Hacker News new | ask | show | jobs
by tdedecko 5995 days ago
Can you provide more information about how the sampling was done and how you categorized the articles?
2 comments

The graph also needs better labelling. For eg. What is X-Axis? is that snapshots over time?
The x axis is the rank number of the posting divided by 1000, so that's a constant sampling interval in blocks of 1,000 but more compressed in time towards the right because of the higher posting frequency.
It would make more sense to use a constant time x-axis. Also, how did you do the article labeling/clustering?
It wouldn't make much difference actually, apart from greatly complicating the matching up of the Y axis.

The bigger issue is the fact that this is just everything that is posted and not flagged, so it is if you wish a view of the 'new' page, it has nothing to do with the 'home' page, I'll try to address that tomorrow.

As for the labelling and clustering, that was based on keywords in the title from a fair sized sample, and from the urls the links pointed to.

What I am specifically searching for is larger trends, smaller trends would be very difficult to catch using this method.

I'm actually quite surprised how even the graphs come out over the longer term, I would have expected more variation in the submissions.

So if there is a problem at this point in time I would conclude that the problem is not in the submissions, they seem to have roughly the same subjects over the long term as they did in the beginning, with the exception of a shift of focus away from 'startups' in the first year or so of operation.

I think that has to do with an influx of programmers / people interested in technology in general whereas originally most of the people on news.yc were active in the startup scene.

they seem to have roughly the same subjects over the long term as they did in the beginning

That's been my impression for a long time.

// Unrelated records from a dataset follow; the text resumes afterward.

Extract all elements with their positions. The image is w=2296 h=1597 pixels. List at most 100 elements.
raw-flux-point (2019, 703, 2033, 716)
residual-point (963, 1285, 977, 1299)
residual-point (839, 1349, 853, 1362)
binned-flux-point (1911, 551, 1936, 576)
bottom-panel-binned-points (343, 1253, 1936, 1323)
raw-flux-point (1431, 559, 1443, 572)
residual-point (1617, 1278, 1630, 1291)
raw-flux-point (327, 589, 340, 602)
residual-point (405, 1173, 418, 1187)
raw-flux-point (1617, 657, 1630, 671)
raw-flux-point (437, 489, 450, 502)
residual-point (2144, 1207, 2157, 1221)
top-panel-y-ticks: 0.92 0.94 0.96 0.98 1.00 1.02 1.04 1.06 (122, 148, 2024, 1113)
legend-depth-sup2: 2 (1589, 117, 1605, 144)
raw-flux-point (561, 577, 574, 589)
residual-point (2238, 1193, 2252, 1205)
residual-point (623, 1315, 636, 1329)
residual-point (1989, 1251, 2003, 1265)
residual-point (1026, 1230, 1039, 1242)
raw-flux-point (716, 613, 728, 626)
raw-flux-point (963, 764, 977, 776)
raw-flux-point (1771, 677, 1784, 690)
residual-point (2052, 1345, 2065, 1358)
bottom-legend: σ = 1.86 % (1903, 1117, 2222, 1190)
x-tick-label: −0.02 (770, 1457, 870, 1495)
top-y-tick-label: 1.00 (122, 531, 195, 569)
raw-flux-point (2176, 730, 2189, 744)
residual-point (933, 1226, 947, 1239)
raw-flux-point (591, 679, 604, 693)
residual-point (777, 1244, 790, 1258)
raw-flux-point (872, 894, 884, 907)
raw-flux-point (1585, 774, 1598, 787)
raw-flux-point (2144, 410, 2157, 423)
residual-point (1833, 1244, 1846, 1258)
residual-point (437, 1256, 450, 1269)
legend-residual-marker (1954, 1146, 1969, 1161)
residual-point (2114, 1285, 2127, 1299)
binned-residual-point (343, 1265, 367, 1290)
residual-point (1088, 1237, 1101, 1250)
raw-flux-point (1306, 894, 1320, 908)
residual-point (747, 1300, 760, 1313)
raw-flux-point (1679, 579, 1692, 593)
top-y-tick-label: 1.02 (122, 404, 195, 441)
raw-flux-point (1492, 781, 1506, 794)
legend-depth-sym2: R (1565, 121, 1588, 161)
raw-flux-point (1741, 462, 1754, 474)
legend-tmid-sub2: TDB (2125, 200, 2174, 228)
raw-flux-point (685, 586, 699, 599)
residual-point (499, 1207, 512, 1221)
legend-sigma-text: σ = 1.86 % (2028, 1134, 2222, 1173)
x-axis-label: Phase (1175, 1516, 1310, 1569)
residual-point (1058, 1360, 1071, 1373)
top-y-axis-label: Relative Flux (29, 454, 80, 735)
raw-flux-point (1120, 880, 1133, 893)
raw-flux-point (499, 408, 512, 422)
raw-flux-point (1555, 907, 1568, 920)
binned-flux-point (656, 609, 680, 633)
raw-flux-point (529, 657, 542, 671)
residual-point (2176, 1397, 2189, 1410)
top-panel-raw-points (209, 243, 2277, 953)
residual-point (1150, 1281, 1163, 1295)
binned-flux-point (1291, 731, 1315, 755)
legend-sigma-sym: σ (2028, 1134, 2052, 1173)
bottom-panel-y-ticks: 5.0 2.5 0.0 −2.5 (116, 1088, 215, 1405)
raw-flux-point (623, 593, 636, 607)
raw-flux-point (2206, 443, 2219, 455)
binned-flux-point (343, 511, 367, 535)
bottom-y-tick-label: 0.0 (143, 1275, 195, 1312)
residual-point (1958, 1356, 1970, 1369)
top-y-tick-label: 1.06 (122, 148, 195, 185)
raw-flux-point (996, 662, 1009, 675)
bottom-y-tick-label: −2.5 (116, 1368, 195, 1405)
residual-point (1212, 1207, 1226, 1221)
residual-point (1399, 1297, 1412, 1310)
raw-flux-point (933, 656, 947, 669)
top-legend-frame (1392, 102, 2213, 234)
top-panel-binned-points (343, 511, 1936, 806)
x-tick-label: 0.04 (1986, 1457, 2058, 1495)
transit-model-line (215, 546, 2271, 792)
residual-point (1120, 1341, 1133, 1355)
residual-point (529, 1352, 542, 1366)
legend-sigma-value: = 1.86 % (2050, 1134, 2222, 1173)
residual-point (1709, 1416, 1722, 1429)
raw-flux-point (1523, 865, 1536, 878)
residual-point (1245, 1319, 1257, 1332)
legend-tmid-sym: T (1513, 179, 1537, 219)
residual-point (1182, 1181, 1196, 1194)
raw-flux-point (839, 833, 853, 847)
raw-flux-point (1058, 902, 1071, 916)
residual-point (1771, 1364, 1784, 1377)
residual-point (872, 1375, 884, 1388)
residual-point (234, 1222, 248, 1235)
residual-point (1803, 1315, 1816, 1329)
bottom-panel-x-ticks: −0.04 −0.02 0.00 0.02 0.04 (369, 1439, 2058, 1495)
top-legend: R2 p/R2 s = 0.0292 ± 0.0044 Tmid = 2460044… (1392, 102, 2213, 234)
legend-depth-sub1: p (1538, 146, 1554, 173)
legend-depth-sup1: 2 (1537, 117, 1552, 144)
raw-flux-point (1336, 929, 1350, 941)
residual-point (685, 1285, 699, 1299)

Do your techniques allow you to measure the trend of people complaining about the site deteriorating? Because that's been going on for a long time too, and in approximately the same way (though possibly in cycles).

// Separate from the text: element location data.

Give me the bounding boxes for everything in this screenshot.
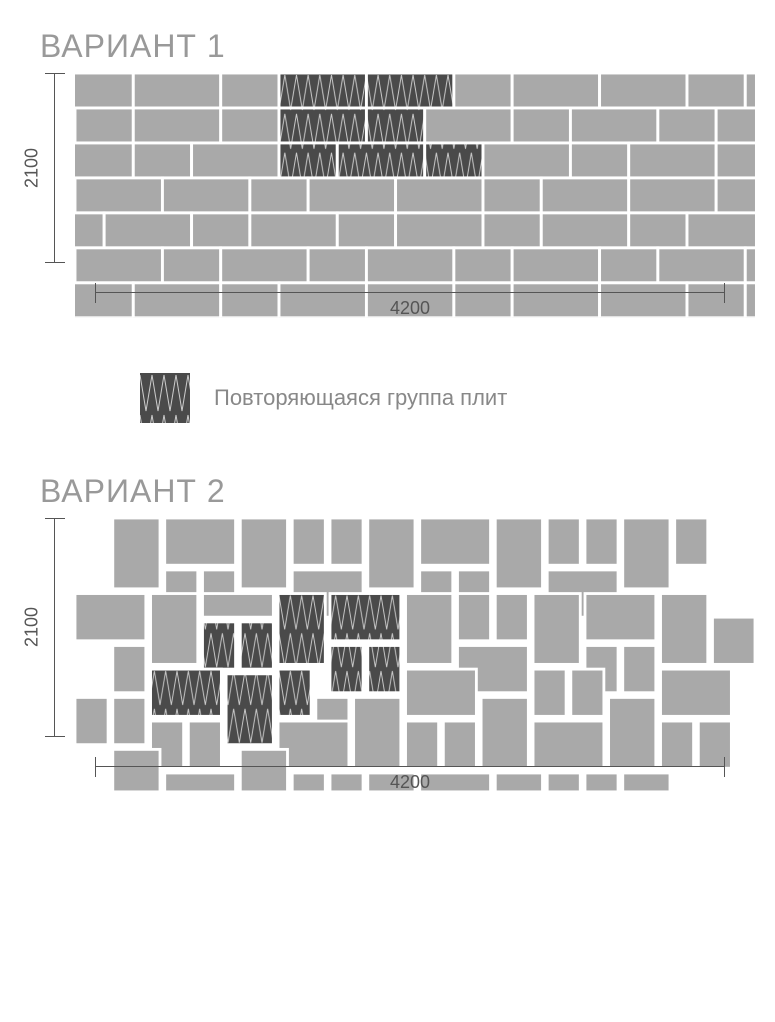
variant1-title: ВАРИАНТ 1 [40,28,755,65]
legend-swatch-icon [140,373,190,423]
variant2-dim-w-label: 4200 [390,772,430,793]
variant1-dim-h-label: 2100 [22,148,43,188]
variant1-dim-w-label: 4200 [390,298,430,319]
variant2-dim-vertical: 2100 [20,518,75,737]
legend-label: Повторяющаяся группа плит [214,385,507,411]
variant2-dim-h-label: 2100 [22,607,43,647]
variant1-diagram: 2100 4200 [20,73,755,318]
variant1-dim-horizontal: 4200 [95,268,725,318]
variant2-diagram: 2100 4200 [20,518,755,792]
legend: Повторяющаяся группа плит [140,373,755,423]
variant2-dim-horizontal: 4200 [95,742,725,792]
variant1-dim-vertical: 2100 [20,73,75,263]
variant2-title: ВАРИАНТ 2 [40,473,755,510]
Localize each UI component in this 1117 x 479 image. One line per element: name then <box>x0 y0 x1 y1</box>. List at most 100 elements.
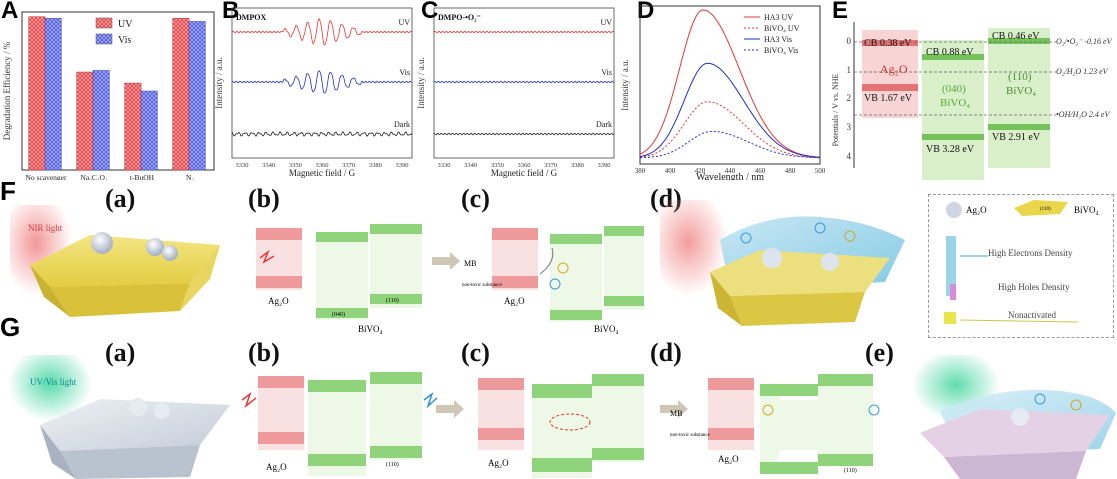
e-tick: 2 <box>847 93 852 103</box>
e-axis-label: Potentials / V vs. NHE <box>831 73 840 146</box>
g-sub-e: (e) <box>865 338 894 367</box>
chartB-series-label: Vis <box>399 68 410 77</box>
panel-letter-g: G <box>0 312 21 342</box>
a-legend-label: UV <box>118 19 133 30</box>
e-redox-o2: O₂/•O₂⁻ -0.16 eV <box>1056 37 1113 46</box>
f-a-crystal-illustration: NIR light <box>10 205 220 317</box>
g-uv-label: UV/Vis light <box>30 377 77 387</box>
chart-d-pl: Intensity / a.u. Wavelength / nm 380 400 420… <box>620 5 826 180</box>
d-xtick: 460 <box>755 167 766 175</box>
a-bar <box>172 18 190 171</box>
a-bar <box>44 18 62 171</box>
d-series-ha3-vis <box>639 62 821 158</box>
a-xtick: Na₂C₂O₄ <box>80 173 107 180</box>
chartB-series-label: UV <box>398 18 410 27</box>
chartB-series-label: Dark <box>394 120 410 129</box>
a-bar <box>92 70 110 171</box>
a-xtick: N₂ <box>186 173 194 180</box>
f-b-110: (110) <box>386 297 399 304</box>
e-040-name-a: (040) <box>942 83 966 95</box>
e-110-name-b: BiVO₄ <box>1006 85 1036 97</box>
e-tick: 4 <box>847 151 852 161</box>
g-d-nontoxic: non-toxic substance <box>670 433 711 438</box>
a-xtick: No scavenger <box>25 173 67 180</box>
d-xtick: 480 <box>785 167 796 175</box>
legend-facet: (110) <box>1040 207 1051 212</box>
chartC-xtick: 3390 <box>598 162 611 169</box>
d-xtick: 420 <box>695 167 706 175</box>
legend-box <box>928 194 1114 338</box>
g-sub-b: (b) <box>248 338 280 367</box>
e-tick: 0 <box>847 36 852 46</box>
a-plot-frame <box>21 11 215 171</box>
f-c-mb: MB <box>464 259 476 268</box>
a-xtick: t-BuOH <box>130 173 155 180</box>
chartC-title: DMPO-•O₂⁻ <box>438 13 481 22</box>
f-b-040: (040) <box>332 311 345 318</box>
chartB-xtick: 3370 <box>342 162 355 169</box>
g-c-band-diagram: Ag₂O <box>478 374 644 478</box>
g-b-band-diagram: Ag₂O (110) <box>241 372 438 476</box>
f-c-bivo4: BiVO₄ <box>594 324 619 334</box>
e-040-name-b: BiVO₄ <box>940 97 970 109</box>
e-ag2o-vb: VB 1.67 eV <box>864 93 913 104</box>
chartB-xtick: 3330 <box>236 162 249 169</box>
g-d-ag2o: Ag₂O <box>718 454 739 464</box>
e-ag2o-name: Ag₂O <box>880 62 908 76</box>
d-legend-label: HA3 Vis <box>764 35 792 44</box>
f-sub-b: (b) <box>248 184 280 213</box>
f-c-nontoxic: non-toxic substance <box>462 283 503 288</box>
f-b-band-diagram: Ag₂O BiVO₄ (040) (110) <box>256 224 422 334</box>
d-xtick: 500 <box>815 167 826 175</box>
chartC-ylabel: Intensity / a.u. <box>416 57 426 109</box>
a-bar <box>188 21 206 171</box>
f-b-ag2o: Ag₂O <box>268 296 289 306</box>
e-redox-oh: •OH/H₂O 2.4 eV <box>1056 110 1110 119</box>
chartB-xtick: 3340 <box>262 162 275 169</box>
f-arrow <box>432 252 460 270</box>
g-sub-d: (d) <box>650 338 682 367</box>
a-ylabel: Degradation Efficiency / % <box>2 41 12 140</box>
d-frame <box>639 5 821 165</box>
f-nir-label: NIR light <box>28 223 63 233</box>
chartC-xtick: 3330 <box>438 162 451 169</box>
chartB-series-vis <box>231 70 413 94</box>
legend-ag2o: Ag₂O <box>966 205 987 215</box>
chartB-title: DMPOX <box>236 13 266 22</box>
d-series-bivo-uv <box>639 101 821 159</box>
g-b-ag2o: Ag₂O <box>266 462 287 472</box>
chartC-series-label: UV <box>600 18 612 27</box>
g-d-110: (110) <box>844 467 857 474</box>
d-ylabel: Intensity / a.u. <box>620 59 630 111</box>
a-legend-swatch <box>95 33 113 45</box>
legend-box-content: Ag₂O (110) BiVO₄ High Electrons Density … <box>944 200 1099 324</box>
chartC-series-uv <box>433 30 615 34</box>
g-c-ag2o: Ag₂O <box>488 458 509 468</box>
d-xtick: 380 <box>635 167 646 175</box>
g-arrow-2 <box>660 400 688 418</box>
e-ag2o-cb: CB 0.38 eV <box>864 38 912 49</box>
legend-high-e: High Electrons Density <box>988 248 1073 258</box>
d-legend-label: HA3 UV <box>764 13 793 22</box>
band-diagram-e: Potentials / V vs. NHE 0 1 2 3 4 CB 0.38… <box>831 22 1113 180</box>
g-e-crystal-illustration <box>912 355 1116 479</box>
chart-a-bar: Degradation Efficiency / % No scavenger Na… <box>2 11 215 180</box>
panel-letter-e: E <box>832 0 849 24</box>
chartB-xtick: 3350 <box>289 162 302 169</box>
panel-letter-f: F <box>0 176 16 206</box>
e-110-cb: CB 0.46 eV <box>992 31 1040 42</box>
chartB-xlabel: Magnetic field / G <box>289 168 356 178</box>
g-arrow <box>436 400 464 418</box>
f-sub-a: (a) <box>105 184 136 213</box>
chartC-series-label: Vis <box>601 68 612 77</box>
legend-nonact: Nonactivated <box>1008 310 1056 320</box>
panel-letter-a: A <box>1 0 19 24</box>
chartB-xtick: 3390 <box>396 162 409 169</box>
chartB-xtick: 3380 <box>369 162 382 169</box>
chartC-xtick: 3360 <box>518 162 531 169</box>
f-c-band-diagram: MB non-toxic substance Ag₂O BiVO₄ <box>462 226 644 334</box>
d-series-bivo-vis <box>639 130 820 159</box>
f-c-ag2o: Ag₂O <box>504 296 525 306</box>
g-d-band-diagram: MB non-toxic substance Ag₂O (110) <box>670 374 880 474</box>
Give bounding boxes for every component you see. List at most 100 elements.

I think that has to do with an influx of programmers / people interested in technology in general whereas originally most of the people on news.yc were active in the startup scene.

Pretty clearly that is because the site was originally named Startup News and had a relatively narrow scope, then was renamed to Hacker News as part of explicitly broadening the scope.

> Do your techniques allow you to measure the trend of people complaining about the site deteriorating?

No, especially not because plenty of those get flagged and die.

I'm pretty sure the number on the x-axis is the amount of weeks past the founding of HN.
Eventually I'll release the whole dataset.